Por Luciana Calcagno

    En el hoyo es el segundo largometraje de Juan Carlos Rulfo (hijo del gran fotógrafo y escritor mexicano Juan Rulfo), y en éste, al igual que en Del olvido al no me acuerdo (1999), Rulfo demuestra que lo esencial en sus películas son las  personas. En estos dos films, el director retrata a los protagonistas en sus actividades más cotidianas, y, gracias a la confianza que sabe ganarse, les roba confesiones, chistes y momentos memorables.
    Ganadora de premios en  los festivales de Sundance, Miami, Buenos Aires, Karlovy var y Santiago (entre otros) En el hoyo se estrenó en Buenos Aires en el mes de enero, con funciones todos los fines de semana, en el MALBA.
    Este film es el resultado de tres años de trabajo, tanto de los obreros que trabajaron en la construcción del "Periférico" (una interminable autopista que recorre el  DF mexicano), como del propio Rulfo, quien tuvo que ir día tras día a participar de la obra, a observar, a empaparse de la realidad de estos obreros, para poder retratarlos tanto en su trabajo como en sus momentos de ocio.
    Es claro que, por más que el director haya declarado que no se trata de un film específicamente político, el hecho de darle voz a "los olvidados" de la sociedad (en realidad, a los que la sociedad quiere olvidar, que no es lo mismo) es político. Y mucho. Pero lo interesante de En el hoyo es que no es un film en clave de denuncia social, ya que no se nos habla de la explotación del obrero (que por supuesto existe, y Rulfo lo sabe) sino de cómo sobrellevan los obreros esa rutina que les toca vivir.

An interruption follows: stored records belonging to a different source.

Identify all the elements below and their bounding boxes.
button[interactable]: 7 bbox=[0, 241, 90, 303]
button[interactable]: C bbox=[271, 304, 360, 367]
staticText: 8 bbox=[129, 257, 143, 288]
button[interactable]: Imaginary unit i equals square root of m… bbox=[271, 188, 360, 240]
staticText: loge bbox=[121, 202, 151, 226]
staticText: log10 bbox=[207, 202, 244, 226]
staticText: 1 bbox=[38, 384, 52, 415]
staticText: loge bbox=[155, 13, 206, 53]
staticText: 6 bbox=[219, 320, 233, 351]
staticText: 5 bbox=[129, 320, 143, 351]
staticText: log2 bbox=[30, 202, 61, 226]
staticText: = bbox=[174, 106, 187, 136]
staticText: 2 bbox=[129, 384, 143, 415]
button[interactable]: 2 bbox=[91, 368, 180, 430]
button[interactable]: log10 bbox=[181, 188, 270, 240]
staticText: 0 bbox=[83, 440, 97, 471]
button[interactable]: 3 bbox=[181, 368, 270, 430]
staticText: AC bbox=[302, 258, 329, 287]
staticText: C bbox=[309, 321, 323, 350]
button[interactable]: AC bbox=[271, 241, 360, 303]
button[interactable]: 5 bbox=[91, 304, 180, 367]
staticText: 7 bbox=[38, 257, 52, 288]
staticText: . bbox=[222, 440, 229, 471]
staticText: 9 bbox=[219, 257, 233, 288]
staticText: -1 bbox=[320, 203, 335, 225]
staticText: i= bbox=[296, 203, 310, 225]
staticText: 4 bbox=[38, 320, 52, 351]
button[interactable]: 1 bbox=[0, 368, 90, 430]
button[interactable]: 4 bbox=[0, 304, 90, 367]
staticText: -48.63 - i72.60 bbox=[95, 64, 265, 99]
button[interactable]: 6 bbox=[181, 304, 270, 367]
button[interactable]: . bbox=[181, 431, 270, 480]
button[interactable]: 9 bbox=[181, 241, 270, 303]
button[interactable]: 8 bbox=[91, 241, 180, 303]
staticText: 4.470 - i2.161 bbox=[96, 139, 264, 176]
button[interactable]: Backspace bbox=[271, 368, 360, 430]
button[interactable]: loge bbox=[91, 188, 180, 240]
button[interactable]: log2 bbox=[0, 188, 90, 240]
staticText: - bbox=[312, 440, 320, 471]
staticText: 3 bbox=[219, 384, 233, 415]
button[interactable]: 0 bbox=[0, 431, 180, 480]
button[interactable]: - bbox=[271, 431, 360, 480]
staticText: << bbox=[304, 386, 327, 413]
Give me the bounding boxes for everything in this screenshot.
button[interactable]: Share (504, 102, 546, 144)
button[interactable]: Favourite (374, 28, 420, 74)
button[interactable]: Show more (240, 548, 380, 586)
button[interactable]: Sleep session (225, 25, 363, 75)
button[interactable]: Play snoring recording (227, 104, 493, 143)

Y tampoco se trata de un conformismo chato, sin reflexión: obviamente, nadie quiere estar ahí, a metros (muchos)  del suelo, con el miedo presente en todo momento, pero, como dice el Grande: "más miedo da no tener para comer". Los obreros son conscientes de su realidad, y saben también que, como no pueden cambiarla (al menos, por ahora) van a intentar hacerla un poco más llevadera.
    Rulfo intenta presentar la realidad existente sin caer en facilismos demagógicos, y lo logra. Lo logra dejando hablar a los obreros, que opinan sobre amor, religión, y política sin restricciones.

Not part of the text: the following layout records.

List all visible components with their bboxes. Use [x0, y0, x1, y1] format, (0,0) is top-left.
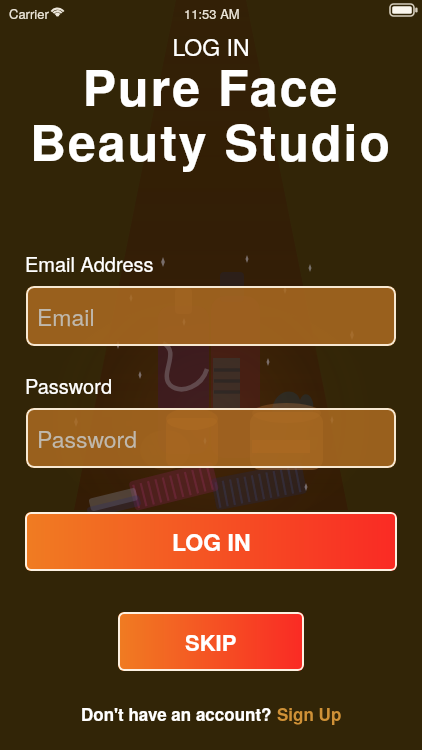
button[interactable]: LOG IN	[25, 512, 397, 571]
staticText: Email	[37, 300, 95, 333]
other: Wi-Fi signal	[50, 5, 65, 17]
staticText: Don't have an account?	[81, 702, 277, 726]
staticText: SKIP	[185, 626, 237, 658]
staticText: Pure Face Beauty Studio	[0, 50, 422, 177]
other: Battery full	[390, 4, 418, 16]
button[interactable]: SKIP	[118, 612, 304, 671]
staticText: LOG IN	[172, 525, 251, 558]
staticText: Password	[25, 371, 112, 400]
staticText: Email Address	[25, 249, 154, 278]
button[interactable]: Password	[26, 408, 396, 468]
staticText: Carrier	[9, 4, 49, 23]
staticText: 11:53 AM	[184, 4, 240, 23]
button[interactable]: Sign Up	[277, 702, 342, 726]
staticText: LOG IN	[0, 30, 422, 63]
staticText: Password	[37, 422, 138, 455]
button[interactable]: Email	[26, 286, 396, 346]
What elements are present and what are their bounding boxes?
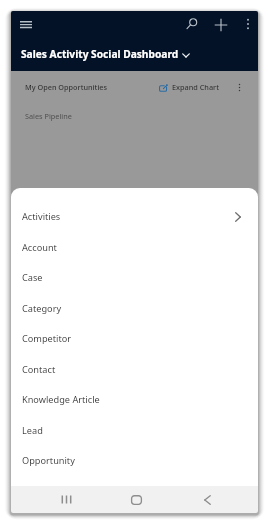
button[interactable]: Expand Chart <box>156 77 219 97</box>
button[interactable]: Add new <box>210 14 232 36</box>
button[interactable]: Activities <box>11 201 258 231</box>
button[interactable]: Case <box>11 262 258 292</box>
button[interactable]: Lead <box>11 415 258 445</box>
staticText: Contact <box>22 363 56 376</box>
button[interactable]: Category <box>11 293 258 323</box>
button[interactable]: Account <box>11 232 258 262</box>
button[interactable]: Contact <box>11 354 258 384</box>
button[interactable]: More options <box>237 13 258 34</box>
staticText: My Open Opportunities <box>25 82 108 92</box>
button[interactable]: Chart options <box>229 77 249 97</box>
staticText: Competitor <box>22 332 72 345</box>
button[interactable]: Navigation menu <box>14 13 38 37</box>
staticText: Lead <box>22 424 43 437</box>
staticText: Opportunity <box>22 454 75 467</box>
button[interactable]: Knowledge Article <box>11 384 258 414</box>
staticText: Activities <box>22 210 61 223</box>
staticText: Expand Chart <box>172 82 219 92</box>
button[interactable]: Back <box>192 486 222 513</box>
staticText: Sales Pipeline <box>25 111 72 121</box>
button[interactable]: Sales Activity Social Dashboard <box>11 44 190 64</box>
staticText: Category <box>22 302 62 315</box>
button[interactable]: Search <box>181 13 203 35</box>
button[interactable]: Competitor <box>11 323 258 353</box>
staticText: Sales Activity Social Dashboard <box>21 47 179 61</box>
staticText: Case <box>22 271 43 284</box>
staticText: Knowledge Article <box>22 393 100 406</box>
staticText: Account <box>22 241 57 254</box>
button[interactable]: Recent apps <box>52 486 81 513</box>
button[interactable]: Opportunity <box>11 445 258 475</box>
button[interactable]: Home <box>121 486 151 513</box>
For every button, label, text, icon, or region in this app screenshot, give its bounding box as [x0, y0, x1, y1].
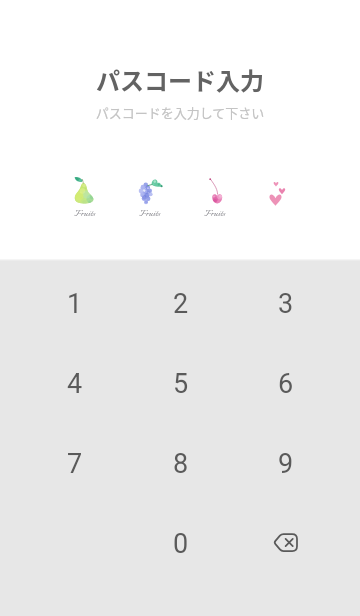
button[interactable]: Pear [52, 172, 117, 224]
staticText: 0 [173, 528, 189, 560]
staticText: 2 [173, 288, 189, 320]
button[interactable]: Delete [233, 504, 338, 584]
button[interactable]: 2 [128, 264, 233, 344]
staticText: 8 [173, 448, 189, 480]
staticText: 9 [278, 448, 294, 480]
button[interactable]: 0 [128, 504, 233, 584]
staticText: 7 [67, 448, 83, 480]
button[interactable]: Grapes [117, 172, 182, 224]
staticText: Fruits [117, 207, 182, 221]
staticText: 6 [278, 368, 294, 400]
button[interactable]: 8 [128, 424, 233, 504]
staticText: 4 [67, 368, 83, 400]
button[interactable]: 6 [233, 344, 338, 424]
staticText: パスコードを入力して下さい [0, 103, 360, 122]
button[interactable]: 4 [22, 344, 128, 424]
button[interactable]: Cherry [182, 172, 247, 224]
button[interactable]: 1 [22, 264, 128, 344]
staticText: 1 [67, 288, 83, 320]
button[interactable]: 9 [233, 424, 338, 504]
button[interactable]: 3 [233, 264, 338, 344]
button[interactable]: Hearts [247, 172, 312, 224]
staticText: 5 [173, 368, 189, 400]
staticText: Fruits [182, 207, 247, 221]
button[interactable]: 5 [128, 344, 233, 424]
button[interactable]: 7 [22, 424, 128, 504]
staticText: Fruits [52, 207, 117, 221]
staticText: パスコード入力 [0, 62, 360, 97]
staticText: 3 [278, 288, 294, 320]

    En el hoyo tiene momentos alegres (como el cumpleaños de Chavelo, los juegos de cartas y los pequeños chistes y juegos de manos entre todos los obreros) pero también cuenta con momentos más oscuros, donde hay lugar para los accidentes, la muerte, y para los relatos de la única mujer del film (quien  representa el costado más "espiritual") y que asegura que "el dueño de todo esto tuvo que haber hecho un pacto con el diablo" y que este tipo de obras siempre exigen cuerpos para poder terminarse. Rulfo presenta ambas instancias: no esconde el dolor, pero, al igual que los obreros, trata de alivianarlo con efímeros instantes de felicidad.
    El riesgo constante al que están expuestos los obreros  es remarcado desde lo formal: casi siempre los vemos en su lugar de trabajo, rodeados de sus herramientas y haciendo importantes esfuerzos físicos. La insignificancia que parecen tener los obreros frente a esa obra que los excede se visualiza claramente en los planos acelerados de la construcción, pero contrasta con la totalidad del film en sí, que no hace otra cosa que darles voz y lugar a los distintos trabajadores, a esas personas que se sitúan por encima de la obra que están construyendo.

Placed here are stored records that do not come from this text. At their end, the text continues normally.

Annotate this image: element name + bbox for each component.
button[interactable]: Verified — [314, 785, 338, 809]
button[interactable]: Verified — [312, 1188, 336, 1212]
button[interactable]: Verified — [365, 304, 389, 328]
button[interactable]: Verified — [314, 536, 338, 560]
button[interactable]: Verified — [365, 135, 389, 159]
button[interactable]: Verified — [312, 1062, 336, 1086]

    La banda de sonido, compuesta de una mezcla entre los sonidos urbanos de autos y bocinas con los de las herramientas de los obreros, ilustra el caos que debió de ser el DF durante la construcción. Sin duda En el hoyo es una película ruidosa, pero aquí el ruido es algo armónico, y, nuevamente (en los buenos films, lo formal siempre acompaña esa "corriente subterránea de sentido" que  el autor pretende dar) llevadero.
    Como si todo esto fuera poco, En el hoyo cuenta con uno de los planos finales más bellos de los últimos tiempos. Es un plano peligrosamente adictivo: un travelling aéreo de 8 minutos, que sobrevuela lo que ya ha sido construido (y lo que aún no también) del Periférico. En él se puede ver a los obreros trabajando juntos, seguramente haciéndose chistes y tratando de terminar el día de la mejor manera posible.




 
     

Ficha técnica
En el hoyo, México, 2006
Duración: 75 min.
Dirección: Juan Carlos Rulfo
Guión: Juan Carlos Rulfo
Producción: Juan Carlos Rulfo, Eugenia Montiel
Fotografía: Juan Carlos Rulfo
Montaje: Valentina Leduc
Música: Leonardo Heiblum
Interprétes: José Guadalupe Calzada Placencia, Agustín Zárate, Natividad Sánchez Montes,  Isabel Dolores Hernández.